Video From the Field:
Water Source (English) | Water Source (Spanish)
Dr. Jerry D. Moore, Professor and Chair
Department of Anthropology
The Cultural Construction of Public and Domestic Space in Prehistoric Peru:
Ancient Architecture and Society in the Tumbes Region
The proposed collaborative research examines prehistoric patterns in the creation of public and private architectural space in the Tumbes region of far northern Peru. Three seasons of excavations of platform mounds, housemounds and adobe compounds will illuminate the differences and similarities in the ancient built environments of the local Garbanzal culture (BCE 500 – CE 500/1000) and the later, intrusive Chimú empire (CE 900 – 1470). The archaeological fieldwork is informed by an emergent corpus of ideas about human culture and the built environment, emphasizing the way architecture is shaped by and shapes human behavior.
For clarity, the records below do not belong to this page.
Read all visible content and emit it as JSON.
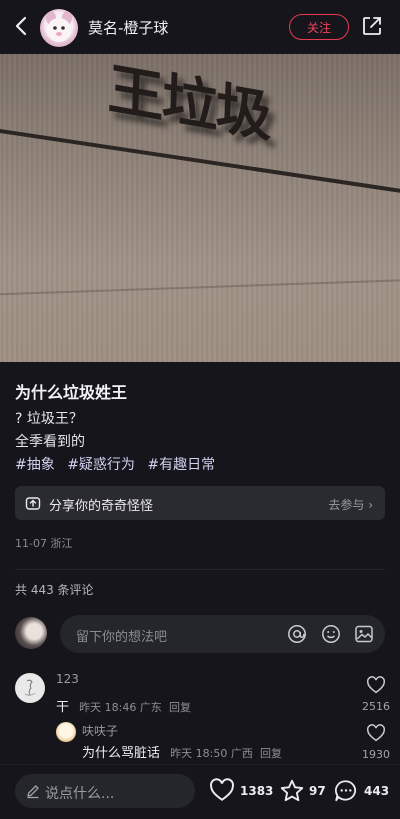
{
  "header": {
    "author": "莫名-橙子球",
    "follow_label": "关注"
  },
  "photo": {
    "sign_text": "王垃圾"
  },
  "post": {
    "title": "为什么垃圾姓王",
    "lines": [
      "? 垃圾王？",
      "全季看到的"
    ],
    "tags": [
      "#抽象",
      "#疑惑行为",
      "#有趣日常"
    ],
    "challenge": {
      "label": "分享你的奇奇怪怪",
      "join_label": "去参与 ›"
    },
    "meta": "11-07 浙江"
  },
  "comments": {
    "count_label": "共 443 条评论",
    "input_placeholder": "留下你的想法吧",
    "items": [
      {
        "user": "123",
        "text": "干",
        "time_location": "昨天 18:46 广东",
        "reply_label": "回复",
        "likes": "2516"
      }
    ],
    "replies": [
      {
        "user": "呋呋子",
        "text": "为什么骂脏话",
        "time_location": "昨天 18:50 广西",
        "reply_label": "回复",
        "likes": "1930"
      }
    ]
  },
  "bottom": {
    "say_placeholder": "说点什么...",
    "likes": "1383",
    "stars": "97",
    "comments": "443"
  },
  "colors": {
    "accent": "#f04359",
    "background": "#16151b",
    "tag": "#cfd2f0"
  },
  "icons": [
    "back-arrow-icon",
    "share-icon",
    "at-icon",
    "emoji-icon",
    "image-icon",
    "heart-icon",
    "star-icon",
    "comment-icon",
    "pen-icon",
    "challenge-icon"
  ]
}
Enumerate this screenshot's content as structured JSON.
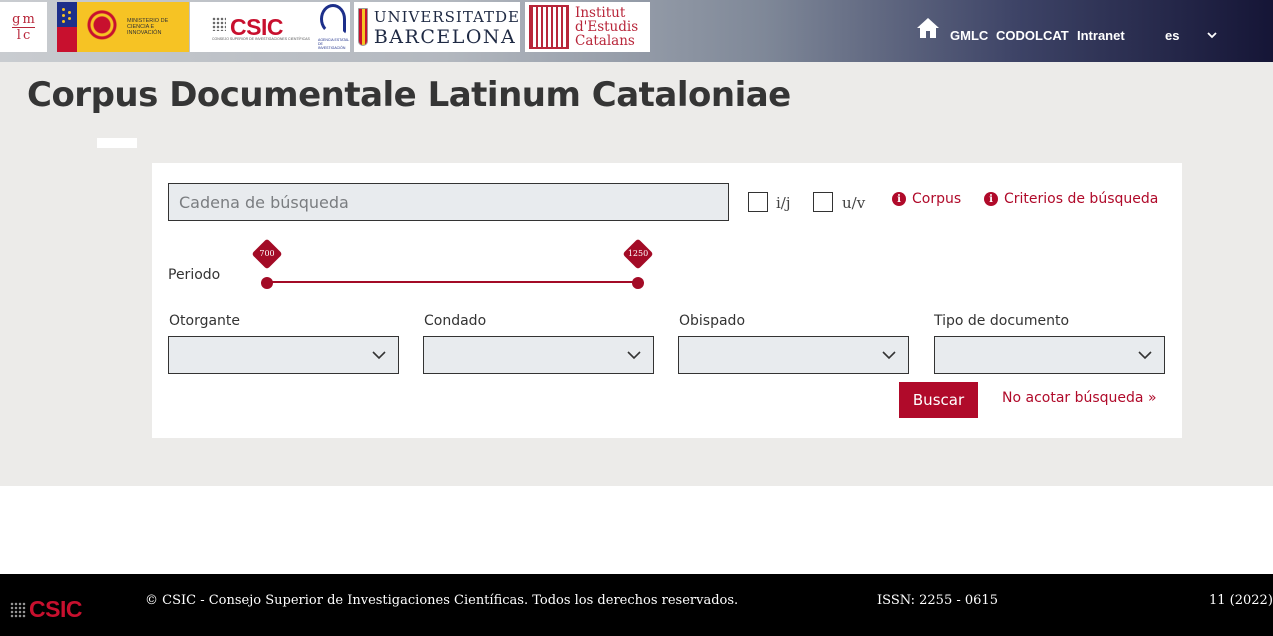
{
  "header": {
    "logos": {
      "gmlc": {
        "top": [
          "g",
          "m"
        ],
        "bottom": [
          "l",
          "c"
        ]
      },
      "ministerio": {
        "text": "MINISTERIO DE CIENCIA E INNOVACIÓN"
      },
      "csic": {
        "text": "CSIC",
        "sub": "CONSEJO SUPERIOR DE INVESTIGACIONES CIENTÍFICAS"
      },
      "aei": {
        "text": "AGENCIA ESTATAL DE INVESTIGACIÓN"
      },
      "ub": {
        "line1": "UNIVERSITATDE",
        "line2": "BARCELONA"
      },
      "iec": {
        "line1": "Institut",
        "line2": "d'Estudis",
        "line3": "Catalans"
      }
    },
    "nav": [
      "GMLC",
      "CODOLCAT",
      "Intranet"
    ],
    "language": "es"
  },
  "main": {
    "title": "Corpus Documentale Latinum Cataloniae",
    "search": {
      "placeholder": "Cadena de búsqueda",
      "check_ij": "i/j",
      "check_uv": "u/v",
      "link_corpus": "Corpus",
      "link_criteria": "Criterios de búsqueda",
      "info_glyph": "i"
    },
    "period": {
      "label": "Periodo",
      "min": 700,
      "max": 1250,
      "range_min": 700,
      "range_max": 1250,
      "from": "700",
      "to": "1250"
    },
    "filters": [
      {
        "label": "Otorgante",
        "value": ""
      },
      {
        "label": "Condado",
        "value": ""
      },
      {
        "label": "Obispado",
        "value": ""
      },
      {
        "label": "Tipo de documento",
        "value": ""
      }
    ],
    "buttons": {
      "search": "Buscar",
      "no_restrict": "No acotar búsqueda »"
    }
  },
  "footer": {
    "logo": "CSIC",
    "copyright": "© CSIC - Consejo Superior de Investigaciones Científicas. Todos los derechos reservados.",
    "issn": "ISSN: 2255 - 0615",
    "issue": "11 (2022)"
  },
  "colors": {
    "accent": "#b00a2a",
    "header_dark": "#151536",
    "panel_bg": "#ecebe9"
  }
}
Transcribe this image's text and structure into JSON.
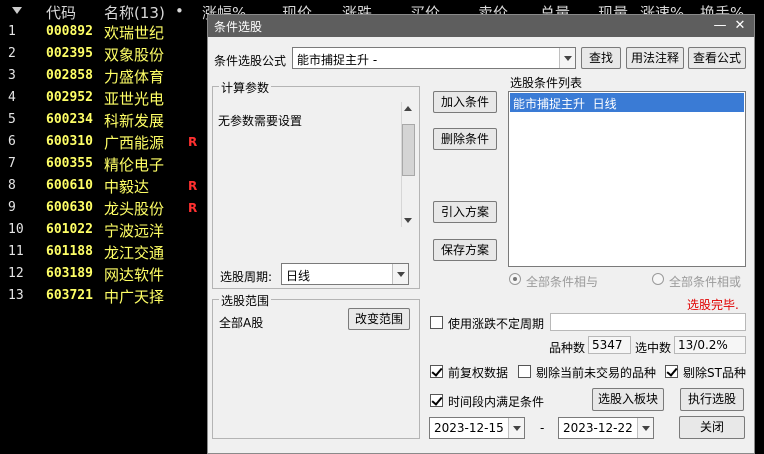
{
  "grid": {
    "headers": [
      "代码",
      "名称(13)",
      "•",
      "涨幅%",
      "现价",
      "涨跌",
      "买价",
      "卖价",
      "总量",
      "现量",
      "涨速%",
      "换手%"
    ],
    "rows": [
      {
        "idx": "1",
        "code": "000892",
        "name": "欢瑞世纪",
        "flag": ""
      },
      {
        "idx": "2",
        "code": "002395",
        "name": "双象股份",
        "flag": ""
      },
      {
        "idx": "3",
        "code": "002858",
        "name": "力盛体育",
        "flag": ""
      },
      {
        "idx": "4",
        "code": "002952",
        "name": "亚世光电",
        "flag": ""
      },
      {
        "idx": "5",
        "code": "600234",
        "name": "科新发展",
        "flag": ""
      },
      {
        "idx": "6",
        "code": "600310",
        "name": "广西能源",
        "flag": "R"
      },
      {
        "idx": "7",
        "code": "600355",
        "name": "精伦电子",
        "flag": ""
      },
      {
        "idx": "8",
        "code": "600610",
        "name": "中毅达",
        "flag": "R"
      },
      {
        "idx": "9",
        "code": "600630",
        "name": "龙头股份",
        "flag": "R"
      },
      {
        "idx": "10",
        "code": "601022",
        "name": "宁波远洋",
        "flag": ""
      },
      {
        "idx": "11",
        "code": "601188",
        "name": "龙江交通",
        "flag": ""
      },
      {
        "idx": "12",
        "code": "603189",
        "name": "网达软件",
        "flag": ""
      },
      {
        "idx": "13",
        "code": "603721",
        "name": "中广天择",
        "flag": ""
      }
    ]
  },
  "dialog": {
    "title": "条件选股",
    "minimize": "—",
    "close": "✕",
    "formula_label": "条件选股公式",
    "formula_value": "能市捕捉主升 -",
    "find": "查找",
    "usage": "用法注释",
    "view_formula": "查看公式",
    "params_group": "计算参数",
    "params_text": "无参数需要设置",
    "period_label": "选股周期:",
    "period_value": "日线",
    "add_condition": "加入条件",
    "delete_condition": "删除条件",
    "import_plan": "引入方案",
    "save_plan": "保存方案",
    "condition_list_label": "选股条件列表",
    "condition_items": [
      "能市捕捉主升  日线"
    ],
    "all_and": "全部条件相与",
    "all_or": "全部条件相或",
    "status": "选股完毕.",
    "scope_group": "选股范围",
    "scope_value": "全部A股",
    "change_scope": "改变范围",
    "use_uncertain_period": "使用涨跌不定周期",
    "total_label": "品种数",
    "total_value": "5347",
    "selected_label": "选中数",
    "selected_value": "13/0.2%",
    "pre_rights": "前复权数据",
    "exclude_untraded": "剔除当前未交易的品种",
    "exclude_st": "剔除ST品种",
    "time_range": "时间段内满足条件",
    "to_block": "选股入板块",
    "run": "执行选股",
    "date_from": "2023-12-15",
    "date_sep": "-",
    "date_to": "2023-12-22",
    "close_btn": "关闭"
  },
  "colors": {
    "code": "#ffff66",
    "flag": "#ff3030",
    "titlebar": "#5e5e5e",
    "list_selection": "#3a7bd5",
    "status": "#e00000"
  }
}
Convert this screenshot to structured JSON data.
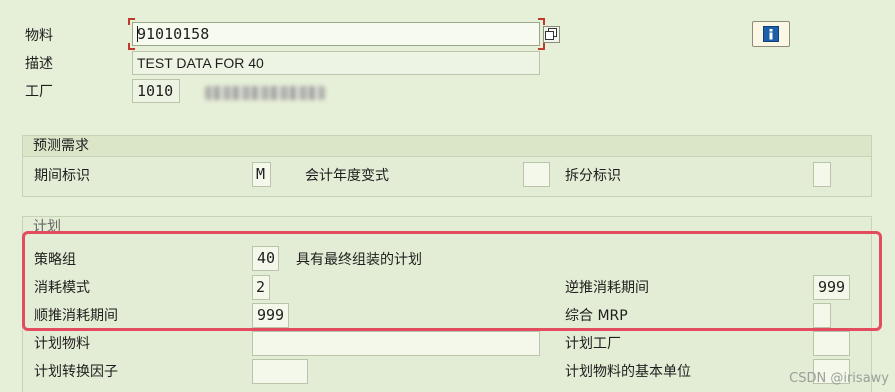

In turn the research draws on an exciting array of digital data collection techniques and new methods for the analysis of ancient architecture. The results of the research will be widely disseminated in the United States and Peru in a variety of media and forums.
This project is significant for the following reasons:
- It represents the most extensive archaeological research in far northern Peru in the last 40 years.
- It will clarify the archaeology of a region of the ancient Andes whose prehistory is essentially unknown.
- The research will explore an extensive set of issues about how ancient Andean cultures created public and private space.
The research is significant because it represents a major advance in archaeological approaches to ancient architecture. The research exemplifies an innovative archaeological approach, exploring the ways the built environment is shaped by and shapes human action and utilizing digital media to document and test alternative reconstructions of ancient architecture.
In 2001 a pilot study was developed by Moore, Edward Hudson and Rebecca Christel who developed a reconstruction of the Chimú site of Quebrada Santa Cristina, located in the Casma Valley of Peru. The site was excavated in 1986 by Moore and Janine Gasco, who co-directed the project. The settlement was constructed from river canes woven into a wickerwork to form free-standing walls and then roofed with reed matting. Quebrada Santa Cristina was a camp constructed to house workers building a large complex of raised agricultural fields; the site was probably occupied less than 5 years. Hudson and Christel designed the computer graphic based on plans and photographs prepared by Moore. The computer graphic was used to explore issues of wayfinding in ancient built environments.